Markus Hansen, born in Heidelberg in Germany in 1963, spent his childhood in Liverpool (England).
Following his artistic studies at Reading University, he assits Joseph Beuys with his installation Plight. In 1986/87, he lives in Colombia among the Waunana community, undertaking a anthropological research about the therapeutical and creative role of the shaman figure. Once upon his return in England, he is first exhibited at the Maureen Paley gallery. After a artistic residency at the Cartier foundation in 1992, Hansen moves to Paris.
In 2014, he comes back to London where he still lives and works today. His work is exhibited in France, in Germany, in Switzerland, in Belgium, in Spain, in England, in the United-States, in Japan, in South Korea and in Australia. Many of his works are part of museal collections such as the Centre Pompidou collection, the collection of the Musée d'Art Moderne de Paris and the collection of the Musée d'Art Moderne et Contemporain de Strasbourg.
Markus Hansen is an artist marked by the blurring of artistic and cultural boundaries. The issues of otherness and integration were part of his upbringing experience as he grew up as a German child in the post-war context of various countries. Drawing on this experience and a multiplicity of media including photography, painting, silkscreen, architecture, installation, video, film, sculpture and performance, Hansen explores a constellation of subjects relating to ideas of social identification, subjectivity and communication between individuals or between generations. The question of the circumscription of identity and the role played by the other in the construction of the self thus runs through Markus Hansen's work, which plays on opposite but symmetrical notions such as history and memory, light and darkness, creation and destruction.

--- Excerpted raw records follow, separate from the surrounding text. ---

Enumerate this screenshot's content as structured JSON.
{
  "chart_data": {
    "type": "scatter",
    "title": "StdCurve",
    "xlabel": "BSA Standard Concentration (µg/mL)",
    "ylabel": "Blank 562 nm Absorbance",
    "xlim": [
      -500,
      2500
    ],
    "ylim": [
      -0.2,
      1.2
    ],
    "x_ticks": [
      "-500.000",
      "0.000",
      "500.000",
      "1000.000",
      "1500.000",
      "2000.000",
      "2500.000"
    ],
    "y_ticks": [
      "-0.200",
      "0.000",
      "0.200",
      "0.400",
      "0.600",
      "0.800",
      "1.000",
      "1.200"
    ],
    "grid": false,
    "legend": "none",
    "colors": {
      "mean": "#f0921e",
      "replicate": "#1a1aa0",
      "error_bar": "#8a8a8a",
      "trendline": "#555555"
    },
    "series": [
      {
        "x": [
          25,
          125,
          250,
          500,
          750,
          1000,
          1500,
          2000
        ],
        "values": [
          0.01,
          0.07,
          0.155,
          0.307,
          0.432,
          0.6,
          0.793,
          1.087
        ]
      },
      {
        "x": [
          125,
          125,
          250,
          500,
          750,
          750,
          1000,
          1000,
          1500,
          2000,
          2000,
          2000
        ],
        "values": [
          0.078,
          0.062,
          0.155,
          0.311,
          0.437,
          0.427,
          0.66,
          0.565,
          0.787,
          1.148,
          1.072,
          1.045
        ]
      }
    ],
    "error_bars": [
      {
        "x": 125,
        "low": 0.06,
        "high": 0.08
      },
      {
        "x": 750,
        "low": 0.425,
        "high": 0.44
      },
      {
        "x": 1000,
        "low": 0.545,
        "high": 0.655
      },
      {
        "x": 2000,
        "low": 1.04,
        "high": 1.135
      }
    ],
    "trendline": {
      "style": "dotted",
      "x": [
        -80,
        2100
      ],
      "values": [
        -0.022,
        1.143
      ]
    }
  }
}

This preoccupation translates materially into monumental works and installations (Fondu enchaîné noir-blanc-noir), the creation of more intimate spaces (Library for Claude Lévi-Strauss), or even destabilizing ones (Each Man Kills the Things He Loves), where illusion is also a recurring principle in Markus Hansen's work. He plays with the absence and presence of the subject in space, the murkiness of a secret behind a curtain, anamorphosis and false mimicry, as when he reproduces landscape scenes by the great Romantic masters on burnt paper, or embodies the facial expressions of strangers in his double-portrait series Other People's Feelings Are also My Own. By transforming the dust of his studio into silkscreens, or emotion into plastic matter, Markus Hansen's work is indeed akin to alchemy.